Jack Dongarra: China Isn’t the Emerging HPC Power You Think It Is

Read VR World’s full interview with Prof. Jack Dongarra here. 

Countries around the world, particularly emerging markets, all would love to have a top 100 supercomputer. Being able to have a supercomputer that ranks in the top 100, or even the top 10, would be a national showpiece – a sign of technological might – and would please many of the country’s politicians.

The United States is the world’s dominate high performance computing power, as it has more supercomputers in the top 500 list than any other single country, but China would like to challenge this hegemony. After all, China has the world’s fastest supercomputer, Tianhe-2 , at the National Supercomputer Center at Sun Yat-sen University in Guangzhou.

But in an exclusive interview with VR World, Dr. Jack Dongarra of Oak Ridge National Laboratory and the University of Tennessee, said that China’s HPC stature may be something of a facade. Tianhe-2, while definitely the world’s fastest supercomputer, is somewhat idle and is not being used to its full capacity.

“The real question is: what are they going to use the machine for. I question, at some level, what the Chinese are doing with these big machines,” Dongarra said. “They are are not using the accelerator part of the machine.” [48,000 Intel Xeon Phi 31S1P Accelerator cards].

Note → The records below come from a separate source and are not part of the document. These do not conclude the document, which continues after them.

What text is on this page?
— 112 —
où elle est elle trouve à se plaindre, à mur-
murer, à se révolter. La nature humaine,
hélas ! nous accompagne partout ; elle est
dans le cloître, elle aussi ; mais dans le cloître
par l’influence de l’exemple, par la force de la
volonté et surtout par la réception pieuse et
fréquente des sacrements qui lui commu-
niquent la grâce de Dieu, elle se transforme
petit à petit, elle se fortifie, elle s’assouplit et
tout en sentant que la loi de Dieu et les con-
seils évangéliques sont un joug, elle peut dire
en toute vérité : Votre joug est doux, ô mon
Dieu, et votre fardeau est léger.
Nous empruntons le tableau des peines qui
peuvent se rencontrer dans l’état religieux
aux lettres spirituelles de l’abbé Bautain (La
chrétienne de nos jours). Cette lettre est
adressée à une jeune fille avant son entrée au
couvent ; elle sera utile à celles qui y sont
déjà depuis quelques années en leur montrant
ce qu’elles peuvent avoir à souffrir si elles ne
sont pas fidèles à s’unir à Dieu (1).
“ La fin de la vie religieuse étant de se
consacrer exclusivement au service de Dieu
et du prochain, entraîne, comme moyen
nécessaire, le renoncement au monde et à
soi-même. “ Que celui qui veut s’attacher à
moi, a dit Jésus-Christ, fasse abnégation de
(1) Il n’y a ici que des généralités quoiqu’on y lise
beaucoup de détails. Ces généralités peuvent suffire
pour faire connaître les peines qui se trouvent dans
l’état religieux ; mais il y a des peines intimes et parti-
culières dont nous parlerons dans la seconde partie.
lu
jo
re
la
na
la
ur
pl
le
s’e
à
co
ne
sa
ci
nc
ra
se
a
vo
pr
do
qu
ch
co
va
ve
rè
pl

“I go visit the computing facilities [in China] – and I’m not saying that they are being used for things that are secret – I’m saying that I don’t know what they are being used for,” he continued.

Dongarra explained that part of the reason why Tianhe-2 is more idle than other top supercomputers is because of the funding model China’s government provides. The government paid for the costs to develop and construct the machine, but not for its operational costs which is not the norm in the scientific computing community.

The additional difficulty might be the machine setup China decided to go with. Intel’s (NASDAQ: INTC) Xeon Phi hasn’t proven itself in ease of use when compared to pure CPU code or accelerated code through GPGPU accelerators such as the Nvidia (NASDAQ: NVDA) Tesla or AMD (NASDAQ: AMD) FirePro S Series.

“They have to come up with some mechanism to pay for it,” Dongarra said. “In scientific computing we don’t pay for computing time. It’s not in the culture of how we do business. A situation where people have to pay for computing time limits the computing time being used.”